Differential diagnosis
• Pulmonary: recurrent pneumonia, chronic
bronchitis, immotile cilia syndrome, severe
asthma, aspiration pneumonia.
• Gastrointestinal: gastroesophageal reflux,
celiac sprue, protein-losing enteropathy.
• Other: failure to thrive (secondary to neglect,
poor caloric intake or feeding problems),
immune deficiency syndromes, nasal
polyposis, male infertility, hyponatremic
dehydration.
Treatment aims
• To maintain good nutritional status (good
nutrition is associated with better prognosis).
• To slow pulmonary deterioration as much as
possible.
• To maintain a normal lifestyle.
Diet and lifestyle
• High calorie diet with nutritional supplements (given
orally, via nasogastric tube feedings or through
gastrostomy tube feeding).
• Vitamin supplements: multivitamins and fat soluble
vitamin replacement (usually E and K).
• Pancreatic enzyme replacement therapy can be used in
patients who are pancreatic insufficient. Dosage is
adjusted for the frequency and character of the stools
and for growth pattern.
• Stool softeners treat constipation or meconium ileus
equivalent and include mineral oil, oral Nacetylcysteine, lactulose, enemas.
Pharmacologic treatment
•
•
•
•
•
•
•
Antibiotic therapy (based on sputum culture results).
Oral antibiotics: cephalexin, cefaclor, trimethoprimsulfamethoxazole, chloramphenicol, ciprofloxacin.
Intravenous antibiotics (given for 2-3 week course)
For Staphylococcus aureus: oxacillin, nafcillin;
For Pseudomonas aeruginosa or Burkholderia cepacica:
semisynthetic penicillin (ticarcillin, piperacillin) or a cephalosporin
(ceftazidime) plus an aminoglycoside (gentamycin, tobramycin, or
amikacin) to obtain synergic action.
For aid in clearing pulmonary secretions:
Aerosolized bronchodilator therapy (to open airways): albuterol;
Mucolytic agents (to help break up viscous pulmonary secretions):
N-acetylcysteine, recombinant DNase.
Chest physiotherapy with postural drainage.
Prognosis
• Long-term prognosis is poor.
• The course of the illness is variable; it is
impossible to predict the course of the disease in
a specific person.
• The current mean life span is 29 years.

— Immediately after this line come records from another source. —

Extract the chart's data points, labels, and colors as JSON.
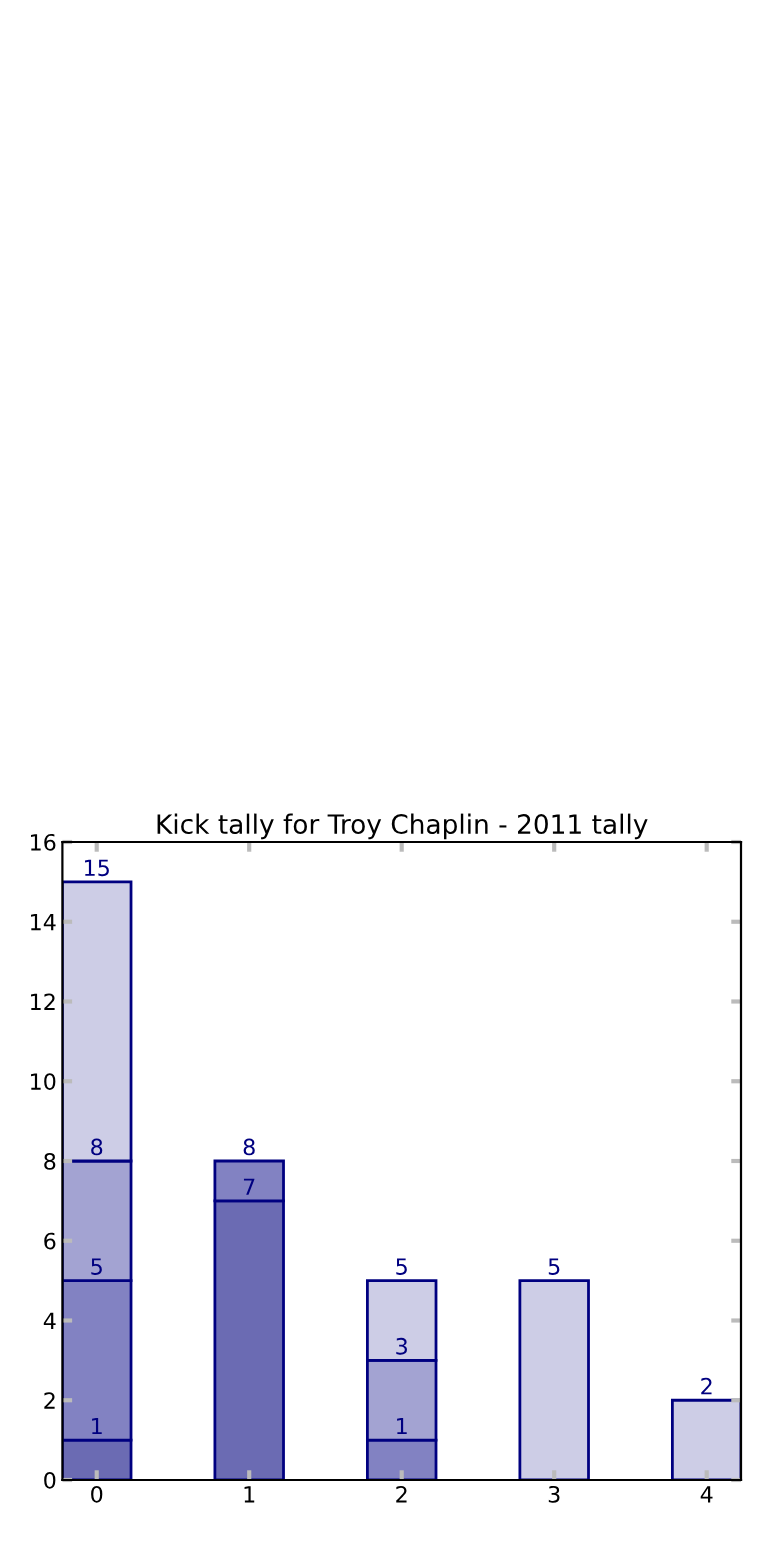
{
  "chart_data": {
    "type": "bar",
    "title": "Kick tally for Troy Chaplin - 2011 tally",
    "categories": [
      "0",
      "1",
      "2",
      "3",
      "4"
    ],
    "stacked": true,
    "ylim": [
      0,
      16
    ],
    "yticks": [
      0,
      2,
      4,
      6,
      8,
      10,
      12,
      14,
      16
    ],
    "grid": false,
    "legend": false,
    "series": [
      {
        "color": "#6b6bb3",
        "values": [
          1,
          7,
          null,
          null,
          null
        ]
      },
      {
        "color": "#8282c2",
        "values": [
          4,
          1,
          1,
          null,
          null
        ]
      },
      {
        "color": "#a3a3d2",
        "values": [
          3,
          null,
          2,
          null,
          null
        ]
      },
      {
        "color": "#cdcde6",
        "values": [
          7,
          null,
          2,
          5,
          2
        ]
      }
    ],
    "annotations": [
      {
        "text": "1",
        "x": "0",
        "y": 1
      },
      {
        "text": "5",
        "x": "0",
        "y": 5
      },
      {
        "text": "8",
        "x": "0",
        "y": 8
      },
      {
        "text": "15",
        "x": "0",
        "y": 15
      },
      {
        "text": "7",
        "x": "1",
        "y": 7
      },
      {
        "text": "8",
        "x": "1",
        "y": 8
      },
      {
        "text": "1",
        "x": "2",
        "y": 1
      },
      {
        "text": "3",
        "x": "2",
        "y": 3
      },
      {
        "text": "5",
        "x": "2",
        "y": 5
      },
      {
        "text": "5",
        "x": "3",
        "y": 5
      },
      {
        "text": "2",
        "x": "4",
        "y": 2
      }
    ]
  }
}
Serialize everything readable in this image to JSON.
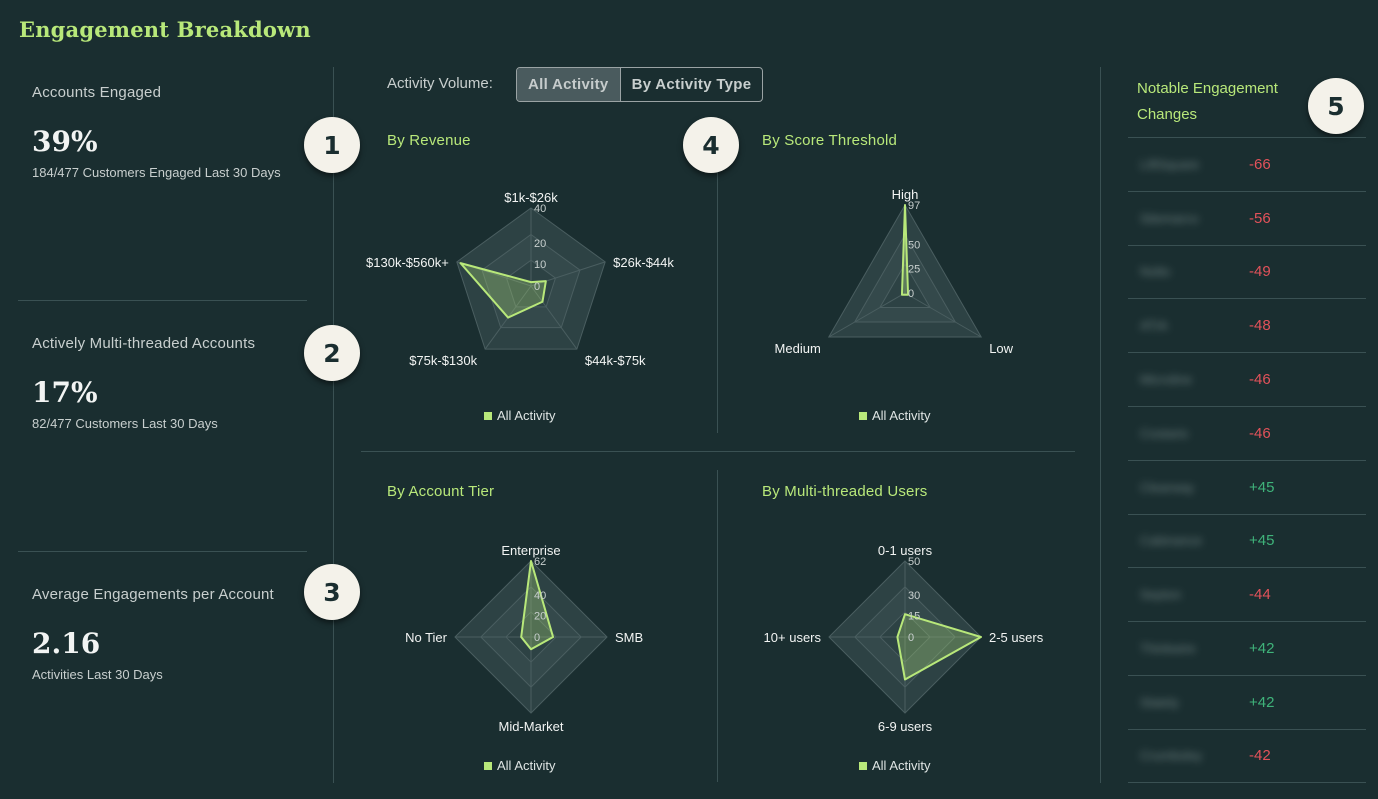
{
  "page_title": "Engagement Breakdown",
  "metrics": [
    {
      "label": "Accounts Engaged",
      "value": "39%",
      "sub": "184/477 Customers Engaged Last 30 Days"
    },
    {
      "label": "Actively Multi-threaded Accounts",
      "value": "17%",
      "sub": "82/477 Customers Last 30 Days"
    },
    {
      "label": "Average Engagements per Account",
      "value": "2.16",
      "sub": "Activities Last 30 Days"
    }
  ],
  "badges": [
    "1",
    "2",
    "3",
    "4",
    "5"
  ],
  "toggle": {
    "label": "Activity Volume:",
    "options": [
      "All Activity",
      "By Activity Type"
    ],
    "selected": "All Activity"
  },
  "colors": {
    "accent": "#b8e87a",
    "background": "#1a2e30",
    "negative": "#e2525a",
    "positive": "#3fb37a"
  },
  "chart_data": [
    {
      "type": "radar",
      "title": "By Revenue",
      "categories": [
        "$1k-$26k",
        "$26k-$44k",
        "$44k-$75k",
        "$75k-$130k",
        "$130k-$560k+"
      ],
      "ticks": [
        "0",
        "10",
        "20",
        "40"
      ],
      "range": [
        0,
        40
      ],
      "series": [
        {
          "name": "All Activity",
          "values": [
            2,
            8,
            10,
            20,
            38
          ]
        }
      ]
    },
    {
      "type": "radar",
      "title": "By Score Threshold",
      "categories": [
        "High",
        "Low",
        "Medium"
      ],
      "ticks": [
        "0",
        "25",
        "50",
        "97"
      ],
      "range": [
        0,
        97
      ],
      "series": [
        {
          "name": "All Activity",
          "values": [
            97,
            2,
            2
          ]
        }
      ]
    },
    {
      "type": "radar",
      "title": "By Account Tier",
      "categories": [
        "Enterprise",
        "SMB",
        "Mid-Market",
        "No Tier"
      ],
      "ticks": [
        "0",
        "20",
        "40",
        "62"
      ],
      "range": [
        0,
        62
      ],
      "series": [
        {
          "name": "All Activity",
          "values": [
            62,
            18,
            10,
            8
          ]
        }
      ]
    },
    {
      "type": "radar",
      "title": "By Multi-threaded Users",
      "categories": [
        "0-1 users",
        "2-5 users",
        "6-9 users",
        "10+ users"
      ],
      "ticks": [
        "0",
        "15",
        "30",
        "50"
      ],
      "range": [
        0,
        50
      ],
      "series": [
        {
          "name": "All Activity",
          "values": [
            15,
            50,
            28,
            5
          ]
        }
      ]
    }
  ],
  "notable": {
    "title": "Notable Engagement Changes",
    "items": [
      {
        "name": "LiftSquare",
        "delta": "-66",
        "dir": "neg"
      },
      {
        "name": "Sitemarco",
        "delta": "-56",
        "dir": "neg"
      },
      {
        "name": "Nolto",
        "delta": "-49",
        "dir": "neg"
      },
      {
        "name": "ATIA",
        "delta": "-48",
        "dir": "neg"
      },
      {
        "name": "Microline",
        "delta": "-46",
        "dir": "neg"
      },
      {
        "name": "Costario",
        "delta": "-46",
        "dir": "neg"
      },
      {
        "name": "Clearway",
        "delta": "+45",
        "dir": "pos"
      },
      {
        "name": "Cabinance",
        "delta": "+45",
        "dir": "pos"
      },
      {
        "name": "Septon",
        "delta": "-44",
        "dir": "neg"
      },
      {
        "name": "Thinkwire",
        "delta": "+42",
        "dir": "pos"
      },
      {
        "name": "Slately",
        "delta": "+42",
        "dir": "pos"
      },
      {
        "name": "Crumbsley",
        "delta": "-42",
        "dir": "neg"
      }
    ]
  }
}
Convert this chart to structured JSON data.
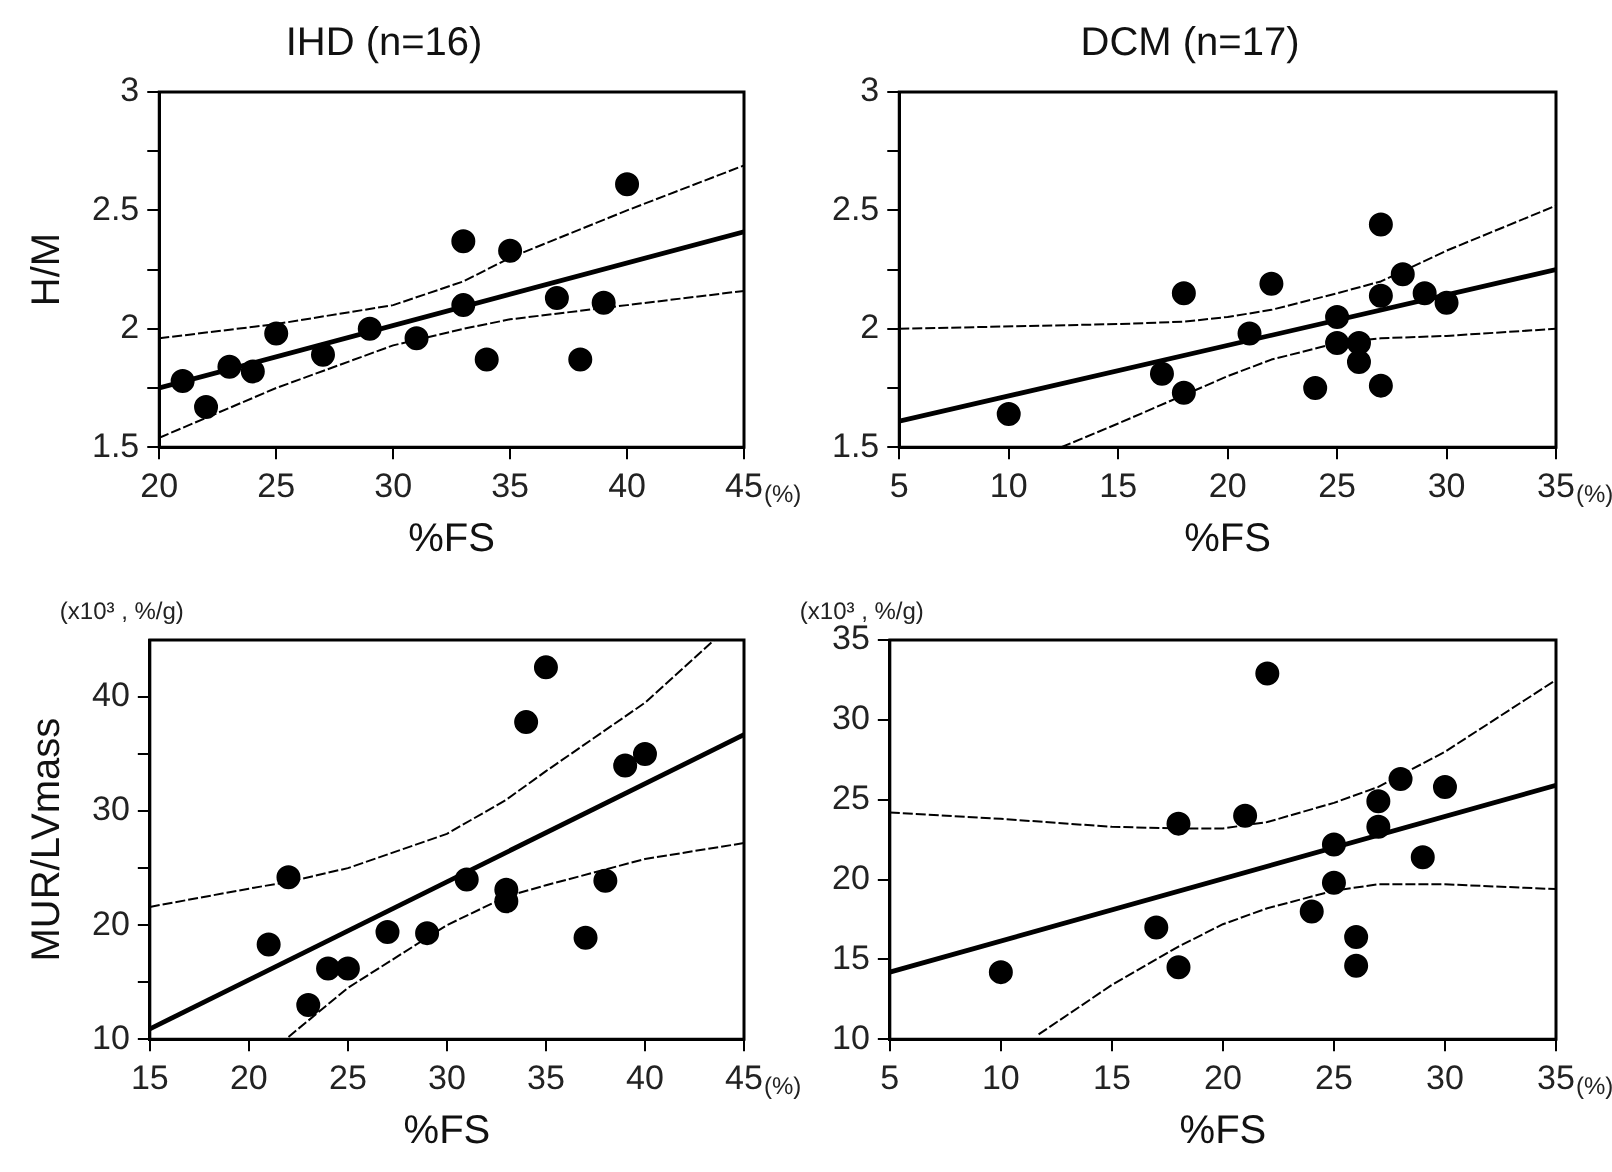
{
  "chart_data": [
    {
      "type": "scatter",
      "title": "IHD (n=16)",
      "ylabel": "H/M",
      "xlabel": "%FS",
      "annotations": [
        "(%)"
      ],
      "grid": false,
      "legend": false,
      "xlim": [
        20,
        45
      ],
      "xticks": [
        20,
        25,
        30,
        35,
        40,
        45
      ],
      "ylim": [
        1.5,
        3
      ],
      "yticks": [
        1.5,
        {
          "value": 1.75,
          "label": null
        },
        2,
        {
          "value": 2.25,
          "label": null
        },
        2.5,
        {
          "value": 2.75,
          "label": null
        },
        3
      ],
      "series": [
        {
          "type": "scatter",
          "marker": "circle",
          "color": "#000000",
          "x": [
            21,
            22,
            23,
            24,
            25,
            27,
            29,
            31,
            33,
            33,
            34,
            35,
            37,
            38,
            39,
            40
          ],
          "values": [
            1.78,
            1.67,
            1.84,
            1.82,
            1.98,
            1.89,
            2.0,
            1.96,
            2.37,
            2.1,
            1.87,
            2.33,
            2.13,
            1.87,
            2.11,
            2.61
          ]
        },
        {
          "type": "line",
          "marker": "none",
          "line_style": "solid",
          "color": "#000000",
          "x": [
            20,
            45
          ],
          "values": [
            1.75,
            2.41
          ]
        },
        {
          "type": "line",
          "marker": "none",
          "line_style": "dashed",
          "color": "#000000",
          "x": [
            20,
            25,
            30,
            33,
            35,
            40,
            45
          ],
          "values": [
            1.96,
            2.02,
            2.1,
            2.2,
            2.3,
            2.5,
            2.69
          ]
        },
        {
          "type": "line",
          "marker": "none",
          "line_style": "dashed",
          "color": "#000000",
          "x": [
            20,
            25,
            30,
            33,
            35,
            40,
            45
          ],
          "values": [
            1.54,
            1.75,
            1.93,
            2.0,
            2.04,
            2.1,
            2.16
          ]
        }
      ]
    },
    {
      "type": "scatter",
      "title": "DCM (n=17)",
      "xlabel": "%FS",
      "annotations": [
        "(%)"
      ],
      "grid": false,
      "legend": false,
      "xlim": [
        5,
        35
      ],
      "xticks": [
        5,
        10,
        15,
        20,
        25,
        30,
        35
      ],
      "ylim": [
        1.5,
        3
      ],
      "yticks": [
        1.5,
        {
          "value": 1.75,
          "label": null
        },
        2,
        {
          "value": 2.25,
          "label": null
        },
        2.5,
        {
          "value": 2.75,
          "label": null
        },
        3
      ],
      "series": [
        {
          "type": "scatter",
          "marker": "circle",
          "color": "#000000",
          "x": [
            10,
            17,
            18,
            18,
            21,
            22,
            24,
            25,
            25,
            26,
            26,
            27,
            27,
            27,
            28,
            29,
            30
          ],
          "values": [
            1.64,
            1.81,
            2.15,
            1.73,
            1.98,
            2.19,
            1.75,
            2.05,
            1.94,
            1.94,
            1.86,
            2.44,
            2.14,
            1.76,
            2.23,
            2.15,
            2.11
          ]
        },
        {
          "type": "line",
          "marker": "none",
          "line_style": "solid",
          "color": "#000000",
          "x": [
            5,
            35
          ],
          "values": [
            1.61,
            2.25
          ]
        },
        {
          "type": "line",
          "marker": "none",
          "line_style": "dashed",
          "color": "#000000",
          "x": [
            5,
            15,
            18,
            20,
            22,
            25,
            27,
            30,
            35
          ],
          "values": [
            2.0,
            2.02,
            2.03,
            2.05,
            2.08,
            2.15,
            2.2,
            2.33,
            2.52
          ]
        },
        {
          "type": "line",
          "marker": "none",
          "line_style": "dashed",
          "color": "#000000",
          "x": [
            12.4,
            15,
            18,
            20,
            22,
            25,
            27,
            30,
            35
          ],
          "values": [
            1.5,
            1.6,
            1.72,
            1.8,
            1.87,
            1.94,
            1.96,
            1.97,
            2.0
          ]
        }
      ]
    },
    {
      "type": "scatter",
      "ylabel": "MUR/LVmass",
      "xlabel": "%FS",
      "annotations": [
        "(%)",
        "(x10³ , %/g)"
      ],
      "grid": false,
      "legend": false,
      "xlim": [
        15,
        45
      ],
      "xticks": [
        15,
        20,
        25,
        30,
        35,
        40,
        45
      ],
      "ylim": [
        10,
        45
      ],
      "yticks": [
        10,
        {
          "value": 15,
          "label": null
        },
        20,
        {
          "value": 25,
          "label": null
        },
        30,
        {
          "value": 35,
          "label": null
        },
        40
      ],
      "series": [
        {
          "type": "scatter",
          "marker": "circle",
          "color": "#000000",
          "x": [
            21,
            22,
            23,
            24,
            25,
            27,
            29,
            31,
            33,
            33,
            34,
            35,
            37,
            38,
            39,
            40
          ],
          "values": [
            18.3,
            24.2,
            13.0,
            16.2,
            16.2,
            19.4,
            19.3,
            24.0,
            23.1,
            22.1,
            37.8,
            42.6,
            18.9,
            23.9,
            34.0,
            35.0
          ]
        },
        {
          "type": "line",
          "marker": "none",
          "line_style": "solid",
          "color": "#000000",
          "x": [
            15,
            45
          ],
          "values": [
            10.9,
            36.7
          ]
        },
        {
          "type": "line",
          "marker": "none",
          "line_style": "dashed",
          "color": "#000000",
          "x": [
            15,
            20,
            22,
            25,
            30,
            33,
            35,
            40,
            43.5
          ],
          "values": [
            21.6,
            23.2,
            23.8,
            25.0,
            28.0,
            31.0,
            33.5,
            39.5,
            45
          ]
        },
        {
          "type": "line",
          "marker": "none",
          "line_style": "dashed",
          "color": "#000000",
          "x": [
            22,
            25,
            30,
            33,
            35,
            40,
            45
          ],
          "values": [
            10.2,
            14.5,
            20,
            22.5,
            23.5,
            25.8,
            27.2
          ]
        }
      ]
    },
    {
      "type": "scatter",
      "xlabel": "%FS",
      "annotations": [
        "(%)",
        "(x10³ , %/g)"
      ],
      "grid": false,
      "legend": false,
      "xlim": [
        5,
        35
      ],
      "xticks": [
        5,
        10,
        15,
        20,
        25,
        30,
        35
      ],
      "ylim": [
        10,
        35
      ],
      "yticks": [
        10,
        15,
        20,
        25,
        30,
        35
      ],
      "series": [
        {
          "type": "scatter",
          "marker": "circle",
          "color": "#000000",
          "x": [
            10,
            17,
            18,
            18,
            21,
            22,
            24,
            25,
            25,
            26,
            26,
            27,
            27,
            28,
            29,
            30
          ],
          "values": [
            14.2,
            17.0,
            23.5,
            14.5,
            24.0,
            32.9,
            18.0,
            22.2,
            19.8,
            16.4,
            14.6,
            24.9,
            23.3,
            26.3,
            21.4,
            25.8
          ]
        },
        {
          "type": "line",
          "marker": "none",
          "line_style": "solid",
          "color": "#000000",
          "x": [
            5,
            35
          ],
          "values": [
            14.2,
            25.9
          ]
        },
        {
          "type": "line",
          "marker": "none",
          "line_style": "dashed",
          "color": "#000000",
          "x": [
            5,
            10,
            15,
            18,
            20,
            22,
            25,
            27,
            30,
            35
          ],
          "values": [
            24.2,
            23.8,
            23.3,
            23.2,
            23.2,
            23.6,
            24.8,
            25.8,
            28,
            32.5
          ]
        },
        {
          "type": "line",
          "marker": "none",
          "line_style": "dashed",
          "color": "#000000",
          "x": [
            11.7,
            15,
            18,
            20,
            22,
            25,
            27,
            30,
            35
          ],
          "values": [
            10.3,
            13.4,
            15.8,
            17.2,
            18.2,
            19.3,
            19.7,
            19.7,
            19.4
          ]
        }
      ]
    }
  ]
}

• Due to new antibiotics, enzyme-replacement
therapy, and maintenance of good pulmonary
toilet with chest physiotherapy and
bronchodilators, the mean age of survival has
been increasing for the past three decades.
Follow-up and management
• Routine care should be at Cystic Fibrosis
Center.
• Frequency of visits is dependent on severity of
illness: usually every 2-4 m.
• Usually lifelong nutritional support is required.
• Duration of antibioticotherapy is controversial.
Chronic use is eventually required as the
patient’s pulmonary function deteriorates.
• All siblings should have a sweat test.